岁月如梭,不知不觉间,已告别孩提时代的你,再也找不回那位常常把你抱在怀里扛在肩上的伟岸父亲。和父亲的相处不再那么亲密,常有的沉默甚至使你觉得有些尴尬。于是,你开始躲着父亲,想要逃开他的管束。是父亲变了还是你变了?如何找回和父亲相处的亲密时光?

你们和老爸相处,时而亲密,时而疏离,时而尴尬不已。但无论如何,一定要确保你们的关系尽可能达到最好的状态。爸爸绝不仅仅是你的私人取款机。其实,只要你愿意,他能够给你的还有很多。毕竟,你们关系非常亲密的时光还历历在目——还记得和他一起出行垂钓、骑车兜风和比赛垒球吗?你爸爸不仅没有忘记,而且还十分怀念那些日子——和你。但是,随着你逐渐长大成人,不再是个小孩,你和爸爸之间的关系就会变得有点——尴尬。本文将指导你如何走出一些潜在的困境,让你和最亲爱的老爸更加亲密无间。

Make sure you and your pops have the best relationship possible——through the good times, the bad times and the just plain awkward times. Your dad is way more than your personal ATM. He’s actually got a lot to offer, if you’ll let him. After all, it wasn’t all that long ago when you two were super-tight-remember the father-child fishing trips, bike rides and softball games? You dad hasn’t forgotten, and he totally misses those days-and you. But as you become more of an adult and less of a little child, things between you and Dad can get, well, awkward. We’re here to steer you through some potentially difficult situations so you and Daddy Dearest can be closer than ever.

问题:你们没有共同语言!他是体育迷,而你醉心于艺术。他喜欢动作片,你却只看独立电影。诸如此类,不胜枚举……
建议:兴趣不同并不意味着在生活中你和爸爸就必须各自为政。找到适合你们俩一起做的事情:可以报名参加空手道初级班或当地社区大学的吉他课程(大多提供无学分课程)。或者一起做填字游戏。不管你们选什么,一定得是你们俩都不熟悉的事情,这样可以保持相同的学习进度。然后,你们可以就这个共同话题聊天,进而引出其他话题。你瞧,现在共同语言不就有了嘛!

PAPA PROBLEM: You have nothing in common! He’s a sports nut; you love the arts. He’s into action-adventure flicks; you’re all about indies. And the list goes on…
ADVICE: Having different interests doesn’t mean you and your dad have to lead separate lives.
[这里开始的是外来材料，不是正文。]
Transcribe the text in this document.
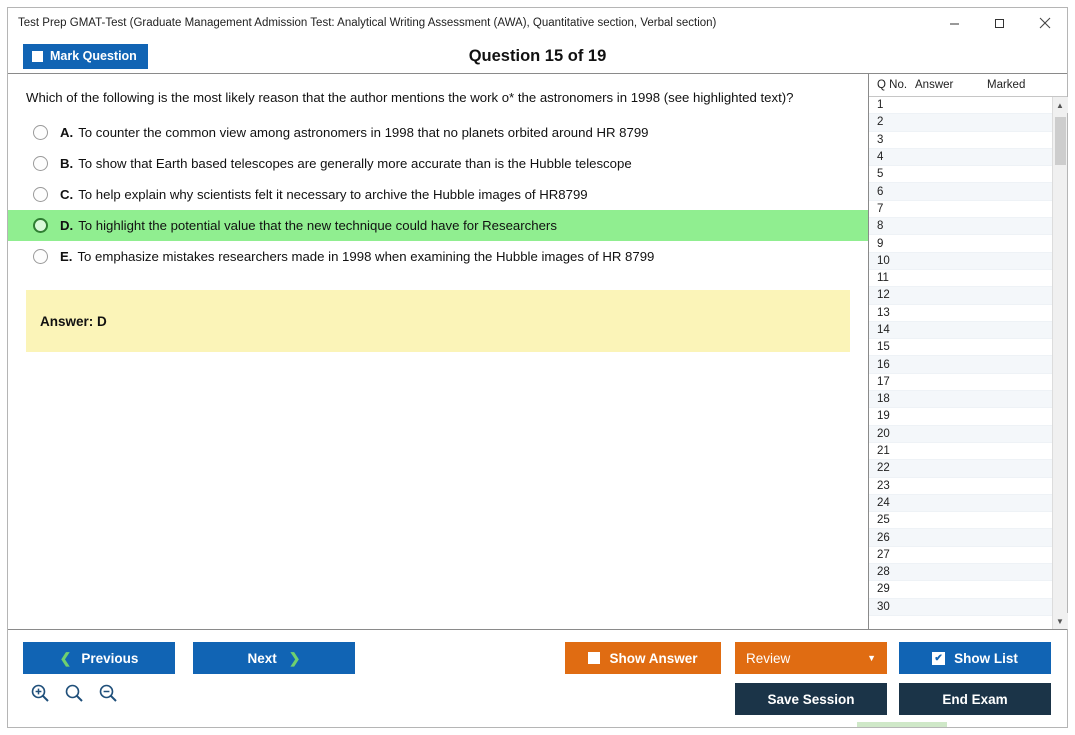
Test Prep GMAT-Test (Graduate Management Admission Test: Analytical Writing Assessment (AWA), Quantitative section, Verbal section)
Mark Question	Question 15 of 19
Which of the following is the most likely reason that the author mentions the work o* the astronomers in 1998 (see highlighted text)?
A. To counter the common view among astronomers in 1998 that no planets orbited around HR 8799
B. To show that Earth based telescopes are generally more accurate than is the Hubble telescope
C. To help explain why scientists felt it necessary to archive the Hubble images of HR8799
D. To highlight the potential value that the new technique could have for Researchers
E. To emphasize mistakes researchers made in 1998 when examining the Hubble images of HR 8799
Answer: D
Q No. Answer	Marked
1
2
3
4
5
6
7
8
9
10
11
12
13
14
15
16
17
18
19
20
21
22
23
24
25
26
27
28
29
30
▲
▼
❮ Previous	Next ❯	Show Answer	Review	▼	✔ Show List
Save Session	End Exam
Find something just the two of you can do: Suggest signing up for a beginner’s karate class or guitar lessons at the local community college (most offer noncredit classes). Or get into doing crosswords together. Whatever you pick, make sure it’s something you’re both new to so you’ll learn at the same speed. Then, you can talk about your shared activity, which will lead to other conversation topics, too. Voila! Now you have something in common.

问题:你和妈妈无话不谈。和爸爸?交谈甚少。但是如果你遇到了天大的麻烦,而爸爸又是身边唯一可以倾诉的对象。呃……
建议:的确,情不自禁到妈妈身边寻求安慰和建议再自然不过——还有谁会产生这种“曾历其境、感同身受”的共鸣?但别忘了爸爸,他也是,不过是从男人的角度!他或许能给你一些真知灼见。所以,如果情况已经十万火急,问问爸爸有没有时间聊聊。即使一开始你会觉得谈论隐私有点不自在,但你要倾听他提出的宝贵建议。你极有可能会学到很多——他也会因为知道自己有机会帮你走出困境而感到自豪。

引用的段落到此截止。